Although falling under the umbrella of "Artificial Intelligence", standard AI techniques are not sufficient to tackle problems that involve uncertainty, such as a robot's interaction in the real world. This book uses simple trigonometry to develop the kinematic equations of manipulators and mobile robots, then introduces path planning, sensing, and lastly uncertainty. The robot localization problem is introduced by formally defining error propagation, which leads to Markov localization, Particle filtering and finally the Extended Kalman Filter, and Simultaneous Localization and Mapping. Instead of focusing on state-of-the-art solutions to a particular sub-problem, emphasis of the book is on a progressive step-by-step development concepts through recurrent examples that capture the essence of a problem. The described solutions might not necessarily be the best, however they are easy to comprehend and widely used in the community. For example, odometry and line-fitting are used to explain forward kinematics and least-squares solutions, respectively, and later serve as motivating examples for error propagation and the Kalman filter in a localization context.

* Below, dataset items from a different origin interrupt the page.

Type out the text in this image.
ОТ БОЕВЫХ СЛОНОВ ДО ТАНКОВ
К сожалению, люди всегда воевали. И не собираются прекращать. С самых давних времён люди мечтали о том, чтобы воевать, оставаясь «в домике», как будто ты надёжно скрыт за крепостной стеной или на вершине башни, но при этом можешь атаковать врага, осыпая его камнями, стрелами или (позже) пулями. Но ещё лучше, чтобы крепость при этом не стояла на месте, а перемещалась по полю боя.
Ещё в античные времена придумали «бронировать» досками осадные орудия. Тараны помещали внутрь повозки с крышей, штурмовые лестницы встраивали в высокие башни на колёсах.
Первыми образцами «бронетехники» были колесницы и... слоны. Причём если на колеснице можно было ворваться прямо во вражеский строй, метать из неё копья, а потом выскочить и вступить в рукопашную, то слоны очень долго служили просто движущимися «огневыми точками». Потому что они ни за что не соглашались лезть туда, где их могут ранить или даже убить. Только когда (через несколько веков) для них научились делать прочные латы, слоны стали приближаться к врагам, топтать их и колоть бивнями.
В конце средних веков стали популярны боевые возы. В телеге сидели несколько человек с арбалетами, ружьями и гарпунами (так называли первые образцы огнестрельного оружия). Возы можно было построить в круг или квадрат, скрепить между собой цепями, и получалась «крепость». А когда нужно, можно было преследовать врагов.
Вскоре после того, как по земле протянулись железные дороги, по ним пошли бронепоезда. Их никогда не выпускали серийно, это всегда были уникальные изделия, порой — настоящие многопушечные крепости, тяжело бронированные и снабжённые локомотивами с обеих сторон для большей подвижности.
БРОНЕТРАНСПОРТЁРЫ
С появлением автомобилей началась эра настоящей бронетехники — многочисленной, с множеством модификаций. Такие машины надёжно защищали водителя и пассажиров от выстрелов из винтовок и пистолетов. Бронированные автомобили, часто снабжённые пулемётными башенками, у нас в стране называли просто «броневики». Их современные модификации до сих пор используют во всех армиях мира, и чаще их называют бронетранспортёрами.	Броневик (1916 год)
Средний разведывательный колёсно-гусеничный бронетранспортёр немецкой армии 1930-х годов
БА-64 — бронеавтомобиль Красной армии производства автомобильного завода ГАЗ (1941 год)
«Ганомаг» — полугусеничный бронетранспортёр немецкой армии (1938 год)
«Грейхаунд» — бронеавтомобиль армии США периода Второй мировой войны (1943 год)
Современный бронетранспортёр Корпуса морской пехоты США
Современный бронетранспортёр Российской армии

Notably, the book is explicitly robot-agnostic, reflecting the timeliness of fundamental concepts. Rather, a series of possible project-based curricula are described in an Appendix and available online, ranging from a maze-solving competition that can be realized with most camera-equipped differential-wheel robots to manipulation experiments with a robotic arm, all of which can be entirely conducted in simulation to teach most of the core concepts.